The first was in response to what appears to have been yet another move recently to undermine Yevkurov. On February 18, three weeks after former Nationalities Minister Ramazan Abdulatipov was named to replace Magomedsalam Magomedov as Republic of Daghestan president, several Russian media outlets quoted an unnamed Kremlin official as saying more North Caucasus leaders are likely to be replaced in a bid to stabilize the region in the run-up to the Winter Olympic Games in Sochi in February 2014. The only one mentioned by name in those reports was Yevkurov.

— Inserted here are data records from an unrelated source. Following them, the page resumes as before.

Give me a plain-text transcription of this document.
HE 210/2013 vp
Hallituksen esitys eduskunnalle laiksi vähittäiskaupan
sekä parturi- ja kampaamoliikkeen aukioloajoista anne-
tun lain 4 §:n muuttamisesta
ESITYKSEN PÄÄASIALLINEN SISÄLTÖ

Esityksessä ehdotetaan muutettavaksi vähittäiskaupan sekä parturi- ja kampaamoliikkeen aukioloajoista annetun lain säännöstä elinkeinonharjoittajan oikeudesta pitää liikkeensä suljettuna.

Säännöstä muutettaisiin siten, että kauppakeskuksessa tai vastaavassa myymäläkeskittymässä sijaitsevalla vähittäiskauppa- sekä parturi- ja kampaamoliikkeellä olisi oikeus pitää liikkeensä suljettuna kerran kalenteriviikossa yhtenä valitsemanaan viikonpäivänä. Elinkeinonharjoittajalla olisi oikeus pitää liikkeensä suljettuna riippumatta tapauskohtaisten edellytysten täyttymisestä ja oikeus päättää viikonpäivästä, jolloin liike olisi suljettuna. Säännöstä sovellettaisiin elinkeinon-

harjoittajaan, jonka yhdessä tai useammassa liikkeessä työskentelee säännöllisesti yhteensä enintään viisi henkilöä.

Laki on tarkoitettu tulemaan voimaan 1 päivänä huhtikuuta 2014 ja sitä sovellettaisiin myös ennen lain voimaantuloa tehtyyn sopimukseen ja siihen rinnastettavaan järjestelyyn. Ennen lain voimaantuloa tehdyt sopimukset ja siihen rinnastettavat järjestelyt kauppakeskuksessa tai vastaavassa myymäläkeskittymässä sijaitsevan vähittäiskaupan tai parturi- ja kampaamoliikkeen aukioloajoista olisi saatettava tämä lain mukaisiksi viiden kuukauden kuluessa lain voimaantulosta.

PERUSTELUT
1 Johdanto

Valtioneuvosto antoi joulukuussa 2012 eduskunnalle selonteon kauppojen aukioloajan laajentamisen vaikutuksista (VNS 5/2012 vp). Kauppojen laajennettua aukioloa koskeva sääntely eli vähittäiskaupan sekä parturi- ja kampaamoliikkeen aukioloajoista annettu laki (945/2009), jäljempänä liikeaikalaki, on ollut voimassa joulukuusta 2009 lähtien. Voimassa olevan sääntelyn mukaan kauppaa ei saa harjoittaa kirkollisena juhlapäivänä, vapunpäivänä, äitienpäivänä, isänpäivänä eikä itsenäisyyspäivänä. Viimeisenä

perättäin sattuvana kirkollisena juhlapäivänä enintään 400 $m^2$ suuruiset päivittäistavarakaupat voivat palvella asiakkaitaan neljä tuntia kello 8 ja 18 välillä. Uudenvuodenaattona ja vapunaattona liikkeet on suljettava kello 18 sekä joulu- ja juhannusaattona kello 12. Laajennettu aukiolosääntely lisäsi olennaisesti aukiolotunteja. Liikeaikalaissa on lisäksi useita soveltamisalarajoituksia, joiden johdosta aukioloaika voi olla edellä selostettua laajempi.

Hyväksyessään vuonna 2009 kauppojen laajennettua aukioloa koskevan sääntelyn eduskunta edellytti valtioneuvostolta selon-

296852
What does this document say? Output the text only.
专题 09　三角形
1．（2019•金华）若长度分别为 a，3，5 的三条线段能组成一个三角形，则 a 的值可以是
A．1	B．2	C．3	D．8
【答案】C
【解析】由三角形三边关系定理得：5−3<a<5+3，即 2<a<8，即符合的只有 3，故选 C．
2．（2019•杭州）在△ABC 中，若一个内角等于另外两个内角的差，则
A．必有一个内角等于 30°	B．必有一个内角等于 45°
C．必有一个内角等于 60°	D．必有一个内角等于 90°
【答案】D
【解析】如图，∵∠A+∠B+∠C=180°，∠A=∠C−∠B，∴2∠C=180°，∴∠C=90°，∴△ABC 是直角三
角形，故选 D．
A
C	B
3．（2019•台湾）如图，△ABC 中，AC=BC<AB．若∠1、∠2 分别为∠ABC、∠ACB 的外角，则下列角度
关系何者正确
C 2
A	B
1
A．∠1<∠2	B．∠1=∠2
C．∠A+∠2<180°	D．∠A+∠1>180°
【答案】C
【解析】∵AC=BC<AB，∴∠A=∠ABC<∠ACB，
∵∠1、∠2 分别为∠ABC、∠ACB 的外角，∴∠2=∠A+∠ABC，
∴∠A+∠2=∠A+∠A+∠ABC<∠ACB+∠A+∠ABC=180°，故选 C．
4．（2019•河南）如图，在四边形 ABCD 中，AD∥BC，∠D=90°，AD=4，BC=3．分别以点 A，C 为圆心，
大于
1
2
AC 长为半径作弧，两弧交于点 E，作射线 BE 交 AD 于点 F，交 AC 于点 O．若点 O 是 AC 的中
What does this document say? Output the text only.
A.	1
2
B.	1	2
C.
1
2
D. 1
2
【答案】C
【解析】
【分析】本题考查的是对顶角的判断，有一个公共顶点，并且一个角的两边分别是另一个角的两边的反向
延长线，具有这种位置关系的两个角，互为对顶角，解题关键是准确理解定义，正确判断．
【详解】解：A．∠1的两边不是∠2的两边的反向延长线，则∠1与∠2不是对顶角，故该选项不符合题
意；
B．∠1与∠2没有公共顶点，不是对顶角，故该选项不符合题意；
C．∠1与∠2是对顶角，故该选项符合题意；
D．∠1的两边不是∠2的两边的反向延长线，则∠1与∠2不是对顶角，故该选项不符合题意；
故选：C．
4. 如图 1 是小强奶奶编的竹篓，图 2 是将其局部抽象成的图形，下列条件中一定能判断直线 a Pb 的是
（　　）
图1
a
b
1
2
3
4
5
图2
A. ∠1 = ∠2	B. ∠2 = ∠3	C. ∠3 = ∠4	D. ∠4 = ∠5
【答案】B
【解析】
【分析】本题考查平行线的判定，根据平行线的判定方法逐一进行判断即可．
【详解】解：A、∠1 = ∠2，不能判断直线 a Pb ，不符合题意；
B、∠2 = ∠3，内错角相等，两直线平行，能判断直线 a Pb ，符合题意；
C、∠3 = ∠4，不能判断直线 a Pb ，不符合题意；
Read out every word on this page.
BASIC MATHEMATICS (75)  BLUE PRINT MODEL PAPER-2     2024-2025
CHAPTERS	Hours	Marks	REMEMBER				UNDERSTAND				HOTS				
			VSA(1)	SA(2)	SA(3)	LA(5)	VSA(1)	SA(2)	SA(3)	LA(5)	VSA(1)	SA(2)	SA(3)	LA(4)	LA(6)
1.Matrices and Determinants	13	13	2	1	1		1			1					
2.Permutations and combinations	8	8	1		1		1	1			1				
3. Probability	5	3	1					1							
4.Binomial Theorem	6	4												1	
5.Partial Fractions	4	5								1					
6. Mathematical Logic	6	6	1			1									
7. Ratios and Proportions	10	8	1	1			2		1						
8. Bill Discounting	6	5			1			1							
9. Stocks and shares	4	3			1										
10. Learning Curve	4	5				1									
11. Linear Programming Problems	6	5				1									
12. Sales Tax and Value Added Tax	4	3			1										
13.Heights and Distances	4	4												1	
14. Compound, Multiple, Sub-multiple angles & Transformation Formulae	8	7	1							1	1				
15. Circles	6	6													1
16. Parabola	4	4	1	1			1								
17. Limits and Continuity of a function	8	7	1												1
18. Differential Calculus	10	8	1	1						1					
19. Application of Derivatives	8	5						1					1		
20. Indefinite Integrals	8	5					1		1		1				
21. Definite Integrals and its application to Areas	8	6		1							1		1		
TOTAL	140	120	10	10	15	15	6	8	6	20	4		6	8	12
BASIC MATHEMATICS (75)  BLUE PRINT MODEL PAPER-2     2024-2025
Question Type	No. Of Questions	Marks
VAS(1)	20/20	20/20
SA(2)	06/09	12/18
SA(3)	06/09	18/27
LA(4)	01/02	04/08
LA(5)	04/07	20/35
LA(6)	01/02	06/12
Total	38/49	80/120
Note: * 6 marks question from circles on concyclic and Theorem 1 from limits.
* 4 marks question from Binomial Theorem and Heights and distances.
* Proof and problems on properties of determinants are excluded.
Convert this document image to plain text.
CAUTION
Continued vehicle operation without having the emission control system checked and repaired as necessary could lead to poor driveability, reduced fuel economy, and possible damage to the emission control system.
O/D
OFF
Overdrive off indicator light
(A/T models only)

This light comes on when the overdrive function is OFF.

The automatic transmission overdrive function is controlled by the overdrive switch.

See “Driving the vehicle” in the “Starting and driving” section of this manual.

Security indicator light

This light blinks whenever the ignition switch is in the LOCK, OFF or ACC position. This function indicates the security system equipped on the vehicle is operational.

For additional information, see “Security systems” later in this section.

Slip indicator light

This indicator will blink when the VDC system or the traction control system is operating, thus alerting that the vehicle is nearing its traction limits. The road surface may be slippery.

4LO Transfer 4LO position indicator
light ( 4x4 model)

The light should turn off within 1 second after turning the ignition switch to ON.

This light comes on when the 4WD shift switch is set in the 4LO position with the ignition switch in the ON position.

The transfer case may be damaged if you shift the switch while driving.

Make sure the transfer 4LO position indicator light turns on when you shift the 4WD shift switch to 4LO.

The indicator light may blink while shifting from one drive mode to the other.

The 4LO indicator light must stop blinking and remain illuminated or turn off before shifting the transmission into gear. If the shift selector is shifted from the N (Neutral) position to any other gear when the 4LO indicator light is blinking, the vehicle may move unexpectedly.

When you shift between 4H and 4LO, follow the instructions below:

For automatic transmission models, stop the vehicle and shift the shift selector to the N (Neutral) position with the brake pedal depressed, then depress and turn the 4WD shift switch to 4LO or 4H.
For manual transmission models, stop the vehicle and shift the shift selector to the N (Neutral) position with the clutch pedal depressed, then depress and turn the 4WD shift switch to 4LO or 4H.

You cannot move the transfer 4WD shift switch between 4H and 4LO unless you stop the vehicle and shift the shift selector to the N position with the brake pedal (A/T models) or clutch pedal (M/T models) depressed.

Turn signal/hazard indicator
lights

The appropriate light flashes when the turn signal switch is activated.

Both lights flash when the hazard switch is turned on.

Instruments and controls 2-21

The imputed rationale for the Kremlin’s decision to dismiss Yevkurov was that the latter is too lenient toward the Islamic insurgency, which is one of Kadyrov’s perennial jibes at Yevkurov. Kadyrov, by contrast, was identified as the one North Caucasus republic head whom the Kremlin had no intention of replacing.

An unnamed presidential administration offficial responded the following day by denying any plans to fire Yevkurov, whom he described as a member of President Vladimir Putin’s team. At the same time, he left open the question whether Yevkurov will seek reelection in September for a second term.

Grigory Shvedov, who owns the website Caucasus Knot and who interviewed Yevkurov the day the rumor of his imminent dismissal surfaced, opined that it was circulated by Kadyrov.

The Russian leadership has signaled its backing for Yevkurov on two subsequent occasions. First, Putin, Prime Minister Dmitry Medvedev, and Khloponin all sent personal congratulations to Yevkurov (who is a former military intelligence officer) on the occasion of Defenders of the Fatherland Day. None of them did so in 2012.

Then on February 25, the website kremlin.ru carried a verbatim transcript of a “working meeting” between Putin and Yevkurov in which the latter cited statistics showing 39 percent GDP growth between 2009 and 2011 and more modest increases in investment and the construction of schools and medical facilities.

It is of course conceivable that those gestures of support for Yevkurov were the payoff for his agreement not to challenge publicly Chechnya’s unilateral redrawing of the map. Kadyrov, however, is more likely to construe silence as an admission of impotence and step up his efforts to discredit and undermine Yevkurov.